Opinión

La corona de la finada

Los únicos lugares de reunión a salvo de  interferencias tecnológicas son los tanatorios. Las vidas y las historias desfilan entre pésames y palabras de aliento sin que se sucumba a la tentación de llevar la mano al móvil más que en caso de necesidad inaplazable. En cualquier restaurante no es extraño encontrarte a una pareja con capacidad para resistir una comida sin mirarse el careto ni dirigirse la palabra mientras prestan atención a sus respectivas pantallas y a los comentarios en las redes sociales sobre la comida que acaban de fotografiar. Hasta en las peluquerías el cotilleo a la cara está en riesgo de extinción.

Un colega muy mirado con todo lo relacionado con la muerte y el luto regresó de un tanatorio sorprendido porque se lo había pasado mejor que en la representación de una comedia.

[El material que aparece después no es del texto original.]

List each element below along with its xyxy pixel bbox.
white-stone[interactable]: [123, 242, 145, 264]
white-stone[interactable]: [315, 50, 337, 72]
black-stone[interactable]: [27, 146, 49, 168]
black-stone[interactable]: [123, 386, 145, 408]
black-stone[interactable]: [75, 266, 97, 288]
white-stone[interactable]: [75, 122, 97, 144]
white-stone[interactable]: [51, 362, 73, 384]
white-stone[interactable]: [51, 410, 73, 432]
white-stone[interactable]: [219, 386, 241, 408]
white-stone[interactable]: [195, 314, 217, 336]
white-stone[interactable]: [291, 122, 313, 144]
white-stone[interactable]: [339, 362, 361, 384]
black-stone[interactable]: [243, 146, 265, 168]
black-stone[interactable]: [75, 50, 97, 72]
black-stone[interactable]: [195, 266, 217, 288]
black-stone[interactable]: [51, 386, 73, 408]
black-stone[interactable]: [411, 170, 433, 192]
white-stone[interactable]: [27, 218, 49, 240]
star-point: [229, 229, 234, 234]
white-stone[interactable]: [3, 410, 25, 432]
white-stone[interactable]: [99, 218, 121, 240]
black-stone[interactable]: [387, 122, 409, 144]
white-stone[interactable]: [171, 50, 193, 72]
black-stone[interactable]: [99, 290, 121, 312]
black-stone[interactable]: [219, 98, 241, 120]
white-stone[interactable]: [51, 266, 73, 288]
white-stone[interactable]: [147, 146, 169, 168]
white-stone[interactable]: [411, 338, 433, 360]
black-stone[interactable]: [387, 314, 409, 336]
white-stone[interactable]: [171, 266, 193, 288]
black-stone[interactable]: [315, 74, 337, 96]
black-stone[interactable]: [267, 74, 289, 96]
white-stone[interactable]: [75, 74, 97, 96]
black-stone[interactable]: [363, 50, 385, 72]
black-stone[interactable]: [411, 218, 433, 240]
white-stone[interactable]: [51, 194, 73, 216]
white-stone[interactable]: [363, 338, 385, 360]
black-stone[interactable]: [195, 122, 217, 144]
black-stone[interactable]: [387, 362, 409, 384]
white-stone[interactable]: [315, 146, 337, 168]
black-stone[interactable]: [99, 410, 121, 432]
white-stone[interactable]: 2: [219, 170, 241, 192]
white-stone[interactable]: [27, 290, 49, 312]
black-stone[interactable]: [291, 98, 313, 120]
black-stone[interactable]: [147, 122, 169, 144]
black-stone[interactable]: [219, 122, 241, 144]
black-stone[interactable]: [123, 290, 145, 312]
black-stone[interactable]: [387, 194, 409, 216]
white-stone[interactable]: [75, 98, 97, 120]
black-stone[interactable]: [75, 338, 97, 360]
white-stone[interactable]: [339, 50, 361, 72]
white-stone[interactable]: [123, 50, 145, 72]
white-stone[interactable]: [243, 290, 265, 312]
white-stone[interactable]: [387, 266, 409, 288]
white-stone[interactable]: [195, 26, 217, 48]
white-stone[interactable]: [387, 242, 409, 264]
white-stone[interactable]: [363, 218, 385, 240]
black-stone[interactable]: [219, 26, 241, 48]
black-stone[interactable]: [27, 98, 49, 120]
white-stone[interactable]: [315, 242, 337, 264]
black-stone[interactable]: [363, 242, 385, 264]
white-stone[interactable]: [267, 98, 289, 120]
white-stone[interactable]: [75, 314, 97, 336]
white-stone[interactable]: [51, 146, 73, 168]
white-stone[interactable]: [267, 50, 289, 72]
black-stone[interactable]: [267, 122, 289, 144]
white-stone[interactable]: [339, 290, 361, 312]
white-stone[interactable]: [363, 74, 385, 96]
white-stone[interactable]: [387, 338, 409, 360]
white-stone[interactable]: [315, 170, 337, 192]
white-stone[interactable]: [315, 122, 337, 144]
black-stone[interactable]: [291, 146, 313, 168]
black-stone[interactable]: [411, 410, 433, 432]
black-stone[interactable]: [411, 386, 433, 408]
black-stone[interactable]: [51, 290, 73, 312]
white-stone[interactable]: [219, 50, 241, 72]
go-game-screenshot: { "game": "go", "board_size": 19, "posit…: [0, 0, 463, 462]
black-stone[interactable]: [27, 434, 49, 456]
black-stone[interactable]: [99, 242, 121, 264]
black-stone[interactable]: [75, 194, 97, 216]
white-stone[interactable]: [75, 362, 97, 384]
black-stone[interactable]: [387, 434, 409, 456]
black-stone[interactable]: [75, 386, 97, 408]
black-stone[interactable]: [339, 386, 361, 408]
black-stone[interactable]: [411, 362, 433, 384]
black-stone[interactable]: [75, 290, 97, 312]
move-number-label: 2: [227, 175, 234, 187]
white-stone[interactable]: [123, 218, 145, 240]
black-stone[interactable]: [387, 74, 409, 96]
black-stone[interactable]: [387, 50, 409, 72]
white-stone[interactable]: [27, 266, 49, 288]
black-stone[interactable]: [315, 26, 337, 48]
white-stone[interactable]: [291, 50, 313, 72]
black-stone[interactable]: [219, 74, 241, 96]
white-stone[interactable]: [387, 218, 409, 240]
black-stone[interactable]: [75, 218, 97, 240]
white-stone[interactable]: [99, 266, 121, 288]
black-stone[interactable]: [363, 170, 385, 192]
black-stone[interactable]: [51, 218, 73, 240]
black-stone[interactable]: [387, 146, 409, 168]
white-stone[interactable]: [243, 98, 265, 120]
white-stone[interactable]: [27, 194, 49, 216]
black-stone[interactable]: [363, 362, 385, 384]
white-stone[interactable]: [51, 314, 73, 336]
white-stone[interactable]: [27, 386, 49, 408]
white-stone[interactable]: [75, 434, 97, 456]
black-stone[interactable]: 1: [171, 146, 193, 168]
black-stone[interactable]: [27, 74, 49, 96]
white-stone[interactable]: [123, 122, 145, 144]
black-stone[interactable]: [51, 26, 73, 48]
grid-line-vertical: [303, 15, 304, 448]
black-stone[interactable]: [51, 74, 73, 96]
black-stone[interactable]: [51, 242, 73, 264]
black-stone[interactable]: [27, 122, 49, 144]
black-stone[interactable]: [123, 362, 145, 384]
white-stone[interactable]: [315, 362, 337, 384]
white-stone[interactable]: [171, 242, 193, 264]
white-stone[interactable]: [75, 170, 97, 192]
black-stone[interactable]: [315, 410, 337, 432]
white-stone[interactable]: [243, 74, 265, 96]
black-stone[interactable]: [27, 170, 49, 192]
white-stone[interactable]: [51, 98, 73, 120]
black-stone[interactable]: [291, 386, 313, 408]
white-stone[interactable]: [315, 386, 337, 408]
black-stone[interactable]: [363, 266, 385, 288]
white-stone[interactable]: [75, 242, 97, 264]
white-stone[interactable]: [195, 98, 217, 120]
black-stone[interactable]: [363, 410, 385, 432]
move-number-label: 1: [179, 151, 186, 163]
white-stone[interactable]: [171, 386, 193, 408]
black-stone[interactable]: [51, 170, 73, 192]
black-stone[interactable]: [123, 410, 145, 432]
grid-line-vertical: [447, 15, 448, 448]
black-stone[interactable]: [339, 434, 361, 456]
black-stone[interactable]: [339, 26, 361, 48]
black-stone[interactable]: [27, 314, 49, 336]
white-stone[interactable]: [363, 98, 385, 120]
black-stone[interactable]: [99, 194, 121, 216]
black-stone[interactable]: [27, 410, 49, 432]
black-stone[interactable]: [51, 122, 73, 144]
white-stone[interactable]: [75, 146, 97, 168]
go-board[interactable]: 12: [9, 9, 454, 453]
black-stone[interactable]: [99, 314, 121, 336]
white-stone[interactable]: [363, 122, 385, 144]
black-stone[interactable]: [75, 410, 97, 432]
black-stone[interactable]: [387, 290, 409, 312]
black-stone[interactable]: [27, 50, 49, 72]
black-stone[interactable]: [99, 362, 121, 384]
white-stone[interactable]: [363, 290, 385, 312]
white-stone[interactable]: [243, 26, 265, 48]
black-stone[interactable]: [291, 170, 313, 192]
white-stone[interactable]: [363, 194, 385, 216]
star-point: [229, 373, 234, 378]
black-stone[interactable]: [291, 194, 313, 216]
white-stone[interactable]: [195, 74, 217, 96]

Después de horas enjugando el lagrimal, los hijos de la difunta creyeron que si en vida se las habían hecho pasar canutas con sus travesuras, de muerta no tenía sentido cambiar el guión. Comenzaron a detallar faenas y castigos merecidos para divertimento del personal, que no podía contener las carcajadas. Los familiares y los amigos de los finados que ocupaban las salas colindantes se asomaron al recibidor para curiosear ante tanta risotada y el duelo comenzó a tener pinta de concierto improvisado. Pero con el muerto todavía de cuerpo presente, las emociones se tambalean y la caída es impredecible. 

Cada historia superaba a la anterior y los hermanos pedían vez para aportar otra trastada al monólogo. Y a la vista de que el personal incluso aplaudía ante cada anécdota, uno de los hijos cogió una corona y se puso de espaldas al público para lanzar las flores a la manera de una novia con la intención de saber quién era el siguiente en cascar. "Preparados que tiro el ramo", gritaba el guasón mientras daba vueltas con los ojos cerrados para que el sorteo fuese limpio. La estampida fue tan inmediata como la reprimenda de un propio de la funeraria con la amenaza de echar a los deudos del tanatorio. Los hermanos no podía parar de reírse y el colega se quedó hasta que cerraron la puerta para no perder ni un detalle porque con la asepsia actual hay que cumplir horario incluso para llorar a un muerto. O para reír con él. Y nadie lo grabó con un móvil.